Foster Parent Spotlight: Meet KC
KC** knew some kind of family support service was in her plans – her husband was adopted from foster care as an infant, and KC’s mom relied on a lot of family support when it came to her upbringing. But it wasn’t until she noticed a friend at her church attending with new children that she began to really learn about and consider being a foster parent. Now that they’re licensed, they already have a foundation of learned experience to draw on – and that they want to share with others considering becoming foster parents.
For starters, the idea that children are in the system of care because “they’re naughty” has to go, she says. “One thing I hear a lot is ‘you never know what you’re gonna get’ or ‘aren’t you worried about your own children?’ People assume children who are in care must be terribly behaved or have problems. … They’re not there through their own fault,” KC says. “… Their whole world is getting shaken up [when they enter care]. Don’t look at them as troublemakers; look at them as kids who need care.”
And while each care experience is different, KC also wants to emphasize the importance of foster parents being good advocates for biological families and their children. KC says she learned so much from the foster and biological parents who spoke to her Parent Resources for Information, Development and Education (PRIDE) training class that she wanted to model her own experience after them. KC sends photos for biological families during every visitation, and often includes books for the parent to read with them. KC just wants the parents to know their child is “doing great and they don’t need to worry about [their child] – they can focus on being healthy and when the time comes [for the family to be reunited], we’ll be happy for them.”
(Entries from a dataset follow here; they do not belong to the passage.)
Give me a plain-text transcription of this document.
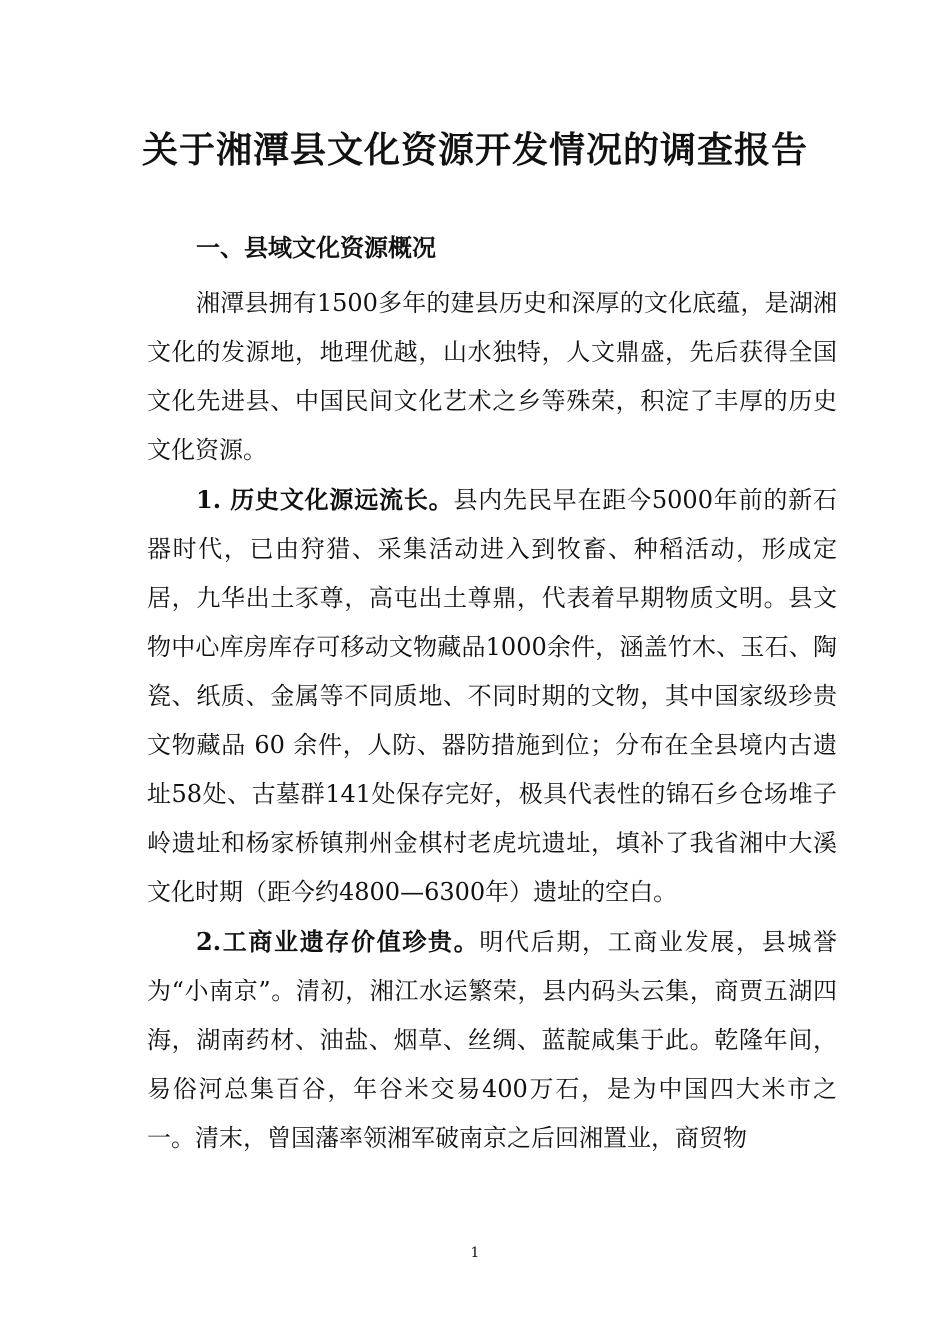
关于湘潭县文化资源开发情况的调查报告
一、县域文化资源概况

湘潭县拥有1500多年的建县历史和深厚的文化底蕴，是湖湘文化的发源地，地理优越，山水独特，人文鼎盛，先后获得全国文化先进县、中国民间文化艺术之乡等殊荣，积淀了丰厚的历史文化资源。

1. 历史文化源远流长。县内先民早在距今5000年前的新石器时代，已由狩猎、采集活动进入到牧畜、种稻活动，形成定居，九华出土豕尊，高屯出土尊鼎，代表着早期物质文明。县文物中心库房库存可移动文物藏品1000余件，涵盖竹木、玉石、陶瓷、纸质、金属等不同质地、不同时期的文物，其中国家级珍贵文物藏品 60 余件，人防、器防措施到位；分布在全县境内古遗址58处、古墓群141处保存完好，极具代表性的锦石乡仓场堆子岭遗址和杨家桥镇荆州金棋村老虎坑遗址，填补了我省湘中大溪文化时期（距今约4800—6300年）遗址的空白。

2.工商业遗存价值珍贵。明代后期，工商业发展，县城誉为“小南京”。清初，湘江水运繁荣，县内码头云集，商贾五湖四海，湖南药材、油盐、烟草、丝绸、蓝靛咸集于此。乾隆年间，易俗河总集百谷，年谷米交易400万石，是为中国四大米市之一。清末，曾国藩率领湘军破南京之后回湘置业，商贸物

1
“Building a relationship with the biological family is the coolest thing,” KC says. “It’s so rewarding and only serves the children.” Even 10-minute virtual meetings each week help families in care stay bonded, especially during COVID-19. “Basically, I treat her the way I would want to be treated if my children were in foster care.”
Being a foster parent has its own special weight, KC admits – “recognize there are a lot of little appointments that happen in foster care (with Guardian ad litem, sibling visits, parent visits, sometimes therapy) and when you add those together, it really takes up a lot of time.” But even if people aren’t fostering themselves, they can look for ways “to give foster families all the support they would need to say ‘yes’ comfortably” to a placement. That might be as simple as giving them a gift card so they can feel OK about ordering pizza after a long court day, offering to help mow their lawn or pitching in with a load of laundry. A retired teacher at KC’s church even offered to help with tutoring if any of the children in her care need it.
“If you know your neighbor is a foster parent and you’re at the store, call them and see if they need any groceries,” KC says. ”Take the things you’re doing and see where you can naturally add one more family to that everyday chore” – what seems like a small act can be really helpful.
** — KC wished to keep their identity private.